Der Messekalender des Aprils schloss am vergangenen Wochenende mit zwei markanten Positionierungen ab. Die achte Ausgabe der
Art Düsseldorf endete am 19. April auf dem Areal Böhler und signalisierte in einem anhaltend herausfordernden Marktumfeld Kontinuität. Mit kuratierten Sektionen wie „Fragile Realities“, die ausschließlich von Frauen geführte Galerien und weibliche Positionen bündelte, setzte die rheinische Messe inhaltliche Akzente. Zeitgleich endete die
San Francisco Art Fair, die in diesem Jahr einen expliziten Fokus auf asiatisch-amerikanische und pazifische Stimmen (AAPI) legte, um die spezifische kulturelle Identität der Bay Area marktstrategisch abzubilden. Beide Veranstaltungen verdeutlichten, dass regionale Profilschärfung und diskursive Rahmungen derzeit zentrale Strategien gegen die Homogenisierung des globalen Kunstmarkts darstellen.
Abseits der flüchtigen Messeökonomie etablieren europäische Institutionen derzeit Ausstellungen, die sich durch historische und materielle Reflexion auszeichnen. Im Palazzo Reale in Mailand ist aktuell die monumentale Schau
„Le Alchimiste“ von Anselm Kiefer zu sehen. Bis in den September hinein bespielt der Künstler die durch Bombenangriffe im Jahr 1943 gezeichnete Sala delle Cariatidi mit 42 großformatigen Leinwänden. Kiefer widmet diese Intervention gezielt den vergessenen weiblichen Figuren der Alchemie.

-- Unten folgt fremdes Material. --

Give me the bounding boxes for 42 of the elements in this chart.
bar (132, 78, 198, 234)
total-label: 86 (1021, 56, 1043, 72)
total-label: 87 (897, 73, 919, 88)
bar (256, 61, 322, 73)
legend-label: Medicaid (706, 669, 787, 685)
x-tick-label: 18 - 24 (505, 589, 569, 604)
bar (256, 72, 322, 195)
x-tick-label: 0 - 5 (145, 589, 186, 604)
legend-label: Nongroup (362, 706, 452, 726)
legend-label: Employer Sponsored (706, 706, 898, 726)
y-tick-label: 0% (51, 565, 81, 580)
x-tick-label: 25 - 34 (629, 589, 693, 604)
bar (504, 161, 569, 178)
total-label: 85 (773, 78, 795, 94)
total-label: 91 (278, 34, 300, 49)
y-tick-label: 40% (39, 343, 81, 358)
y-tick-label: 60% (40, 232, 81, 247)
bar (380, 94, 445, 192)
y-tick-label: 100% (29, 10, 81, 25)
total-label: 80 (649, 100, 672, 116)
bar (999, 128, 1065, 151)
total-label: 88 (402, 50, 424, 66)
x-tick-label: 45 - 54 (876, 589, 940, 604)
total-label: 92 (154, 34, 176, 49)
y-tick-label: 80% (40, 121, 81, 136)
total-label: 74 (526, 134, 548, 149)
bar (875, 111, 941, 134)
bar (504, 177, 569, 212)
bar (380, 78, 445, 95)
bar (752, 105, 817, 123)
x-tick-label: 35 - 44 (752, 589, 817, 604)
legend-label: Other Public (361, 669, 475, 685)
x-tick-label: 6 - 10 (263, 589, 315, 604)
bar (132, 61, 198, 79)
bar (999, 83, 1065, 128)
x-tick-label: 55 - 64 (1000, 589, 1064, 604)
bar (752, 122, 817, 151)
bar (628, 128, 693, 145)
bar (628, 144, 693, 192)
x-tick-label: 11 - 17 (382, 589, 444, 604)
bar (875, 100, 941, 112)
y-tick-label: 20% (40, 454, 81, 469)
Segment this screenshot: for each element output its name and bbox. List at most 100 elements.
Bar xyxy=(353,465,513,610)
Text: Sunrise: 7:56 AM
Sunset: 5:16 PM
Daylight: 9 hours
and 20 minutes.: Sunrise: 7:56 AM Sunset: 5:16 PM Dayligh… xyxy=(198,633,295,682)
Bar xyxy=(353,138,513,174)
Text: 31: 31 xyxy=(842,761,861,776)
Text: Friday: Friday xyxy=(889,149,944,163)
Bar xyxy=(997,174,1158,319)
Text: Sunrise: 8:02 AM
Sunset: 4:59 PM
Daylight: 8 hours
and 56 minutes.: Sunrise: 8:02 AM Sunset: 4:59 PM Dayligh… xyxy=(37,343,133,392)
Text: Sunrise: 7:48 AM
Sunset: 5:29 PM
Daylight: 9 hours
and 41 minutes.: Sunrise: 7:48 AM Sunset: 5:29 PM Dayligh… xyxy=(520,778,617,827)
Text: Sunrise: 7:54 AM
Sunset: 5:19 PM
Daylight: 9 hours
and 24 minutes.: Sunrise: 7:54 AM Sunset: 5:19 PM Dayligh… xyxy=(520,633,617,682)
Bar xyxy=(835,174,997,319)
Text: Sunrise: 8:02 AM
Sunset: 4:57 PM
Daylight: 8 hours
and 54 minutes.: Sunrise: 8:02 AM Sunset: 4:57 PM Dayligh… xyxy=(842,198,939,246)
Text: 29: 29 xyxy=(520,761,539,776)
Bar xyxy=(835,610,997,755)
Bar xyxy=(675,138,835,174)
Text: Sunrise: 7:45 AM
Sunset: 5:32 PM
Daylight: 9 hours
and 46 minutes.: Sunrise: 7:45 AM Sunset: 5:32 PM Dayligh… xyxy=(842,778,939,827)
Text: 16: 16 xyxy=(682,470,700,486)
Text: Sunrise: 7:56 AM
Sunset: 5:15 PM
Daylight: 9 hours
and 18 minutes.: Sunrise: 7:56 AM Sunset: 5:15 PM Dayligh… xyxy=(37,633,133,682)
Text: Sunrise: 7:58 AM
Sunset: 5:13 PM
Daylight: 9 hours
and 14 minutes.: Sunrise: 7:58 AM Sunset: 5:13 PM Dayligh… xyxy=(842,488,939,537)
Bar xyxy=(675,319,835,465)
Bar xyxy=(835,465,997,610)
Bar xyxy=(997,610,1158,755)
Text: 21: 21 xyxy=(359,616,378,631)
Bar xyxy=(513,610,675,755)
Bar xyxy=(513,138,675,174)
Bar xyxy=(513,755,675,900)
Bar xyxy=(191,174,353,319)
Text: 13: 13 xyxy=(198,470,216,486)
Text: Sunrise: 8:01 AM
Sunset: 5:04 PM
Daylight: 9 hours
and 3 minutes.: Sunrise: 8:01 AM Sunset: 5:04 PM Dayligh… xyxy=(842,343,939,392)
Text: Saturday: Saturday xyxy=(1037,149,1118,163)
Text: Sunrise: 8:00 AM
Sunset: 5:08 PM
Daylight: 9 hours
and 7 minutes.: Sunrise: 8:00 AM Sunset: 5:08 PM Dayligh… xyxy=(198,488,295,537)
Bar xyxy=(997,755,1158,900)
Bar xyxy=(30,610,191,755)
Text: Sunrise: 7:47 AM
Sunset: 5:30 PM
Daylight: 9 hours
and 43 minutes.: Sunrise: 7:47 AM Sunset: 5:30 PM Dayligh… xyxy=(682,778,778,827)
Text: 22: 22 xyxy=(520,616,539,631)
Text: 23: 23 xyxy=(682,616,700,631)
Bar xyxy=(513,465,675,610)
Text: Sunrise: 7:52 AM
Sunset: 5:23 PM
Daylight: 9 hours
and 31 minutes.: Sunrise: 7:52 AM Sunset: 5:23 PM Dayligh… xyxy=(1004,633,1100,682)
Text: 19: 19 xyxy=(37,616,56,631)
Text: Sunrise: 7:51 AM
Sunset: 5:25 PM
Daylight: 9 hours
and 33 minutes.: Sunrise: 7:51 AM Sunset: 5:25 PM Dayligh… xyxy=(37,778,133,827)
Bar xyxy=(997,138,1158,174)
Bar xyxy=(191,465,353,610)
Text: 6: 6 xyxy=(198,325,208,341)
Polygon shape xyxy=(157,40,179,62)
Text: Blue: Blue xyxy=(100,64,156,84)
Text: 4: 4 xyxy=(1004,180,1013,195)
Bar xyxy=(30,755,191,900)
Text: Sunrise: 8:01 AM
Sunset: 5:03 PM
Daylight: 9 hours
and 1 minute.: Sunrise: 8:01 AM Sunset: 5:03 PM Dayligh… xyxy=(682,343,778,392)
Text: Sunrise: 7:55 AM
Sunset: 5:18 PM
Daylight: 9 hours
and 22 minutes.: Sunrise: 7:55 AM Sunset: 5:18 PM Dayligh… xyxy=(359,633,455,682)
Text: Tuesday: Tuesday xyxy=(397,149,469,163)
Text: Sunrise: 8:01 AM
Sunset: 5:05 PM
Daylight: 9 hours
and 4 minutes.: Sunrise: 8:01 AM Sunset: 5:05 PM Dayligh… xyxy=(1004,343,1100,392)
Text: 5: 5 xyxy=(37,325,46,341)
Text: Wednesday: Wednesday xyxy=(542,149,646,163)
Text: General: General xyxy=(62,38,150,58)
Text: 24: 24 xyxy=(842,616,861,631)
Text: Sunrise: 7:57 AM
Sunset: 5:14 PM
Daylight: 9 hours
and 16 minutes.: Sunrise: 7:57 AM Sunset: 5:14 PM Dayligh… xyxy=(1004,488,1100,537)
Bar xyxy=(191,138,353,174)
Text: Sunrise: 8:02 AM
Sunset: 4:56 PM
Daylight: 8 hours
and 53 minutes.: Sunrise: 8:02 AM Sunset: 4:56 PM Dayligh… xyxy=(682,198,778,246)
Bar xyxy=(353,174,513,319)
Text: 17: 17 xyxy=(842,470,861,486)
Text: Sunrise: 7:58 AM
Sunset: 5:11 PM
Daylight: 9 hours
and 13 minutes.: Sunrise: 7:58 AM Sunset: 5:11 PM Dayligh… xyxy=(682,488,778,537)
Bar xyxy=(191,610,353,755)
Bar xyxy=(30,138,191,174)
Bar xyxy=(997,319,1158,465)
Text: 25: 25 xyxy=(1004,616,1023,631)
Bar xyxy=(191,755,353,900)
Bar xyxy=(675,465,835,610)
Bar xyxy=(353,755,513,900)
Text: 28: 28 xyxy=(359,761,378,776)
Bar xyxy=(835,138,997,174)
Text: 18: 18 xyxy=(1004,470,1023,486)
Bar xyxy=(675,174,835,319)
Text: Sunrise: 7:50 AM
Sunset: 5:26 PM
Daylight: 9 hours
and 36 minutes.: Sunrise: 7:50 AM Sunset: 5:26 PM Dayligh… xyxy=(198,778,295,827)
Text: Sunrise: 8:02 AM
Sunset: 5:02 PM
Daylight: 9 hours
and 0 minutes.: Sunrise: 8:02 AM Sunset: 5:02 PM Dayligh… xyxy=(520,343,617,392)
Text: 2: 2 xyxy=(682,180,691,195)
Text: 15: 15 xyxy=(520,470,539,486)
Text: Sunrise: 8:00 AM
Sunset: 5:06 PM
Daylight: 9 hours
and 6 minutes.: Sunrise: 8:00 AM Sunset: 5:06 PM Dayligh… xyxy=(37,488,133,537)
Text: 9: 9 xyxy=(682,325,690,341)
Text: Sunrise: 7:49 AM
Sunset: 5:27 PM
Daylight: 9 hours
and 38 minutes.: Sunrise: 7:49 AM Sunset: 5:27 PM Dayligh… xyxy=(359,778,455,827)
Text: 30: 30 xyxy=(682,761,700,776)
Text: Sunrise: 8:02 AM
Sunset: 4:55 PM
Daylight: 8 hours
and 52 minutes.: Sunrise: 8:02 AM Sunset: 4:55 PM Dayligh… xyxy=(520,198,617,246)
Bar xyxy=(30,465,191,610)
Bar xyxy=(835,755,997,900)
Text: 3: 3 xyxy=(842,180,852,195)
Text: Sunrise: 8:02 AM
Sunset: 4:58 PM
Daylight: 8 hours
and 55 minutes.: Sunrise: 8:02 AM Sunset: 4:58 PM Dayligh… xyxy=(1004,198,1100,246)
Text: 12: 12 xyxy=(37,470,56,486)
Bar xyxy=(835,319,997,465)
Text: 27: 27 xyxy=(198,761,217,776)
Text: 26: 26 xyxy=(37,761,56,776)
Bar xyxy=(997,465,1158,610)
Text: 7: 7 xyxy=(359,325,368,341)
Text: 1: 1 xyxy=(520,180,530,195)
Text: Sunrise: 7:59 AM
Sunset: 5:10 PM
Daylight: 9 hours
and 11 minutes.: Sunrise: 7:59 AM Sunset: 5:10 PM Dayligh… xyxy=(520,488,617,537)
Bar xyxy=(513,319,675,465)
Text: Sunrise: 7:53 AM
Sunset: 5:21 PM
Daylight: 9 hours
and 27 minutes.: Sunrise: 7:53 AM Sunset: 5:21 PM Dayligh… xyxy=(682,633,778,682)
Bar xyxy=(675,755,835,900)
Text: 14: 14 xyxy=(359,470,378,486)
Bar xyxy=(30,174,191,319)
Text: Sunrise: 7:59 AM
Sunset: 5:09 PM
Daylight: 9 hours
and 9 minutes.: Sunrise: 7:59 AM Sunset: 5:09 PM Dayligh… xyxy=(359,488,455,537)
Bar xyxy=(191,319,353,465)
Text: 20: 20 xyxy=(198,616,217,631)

Eine strukturell verwandte institutionelle Erweiterung findet im Kunsthaus Zürich statt. Dort läuft seit wenigen Tagen die erste umfassende europäische Retrospektive von
María Sol Escobar, bekannt als Marisol. Die Künstlerin, die in den 1960er Jahren die New Yorker Pop-Art-Szene maßgeblich mitprägte, geriet in den vergangenen Jahrzehnten weitgehend aus dem kuratorischen Fokus; die bis August andauernde Ausstellung korrigiert diese Lücke.
Parallel beweist die Kunsthalle Tübingen, dass auch der etablierte Kanon frische Lesarten zulässt. Die aktuelle Ausstellung
„Alex Katz. Dancing with reality“ konzentriert sich auf das Schaffen des fast hundertjährigen Malers. Die Schau distanziert sich vom gängigen Image des kühlen Pop-Art-Chronisten und präsentiert Katz als einen transzendentalen Realisten, der in seinen jüngsten großformatigen Arbeiten die Grenzen der Abstraktion mit unerwarteter Expressivität auslotet.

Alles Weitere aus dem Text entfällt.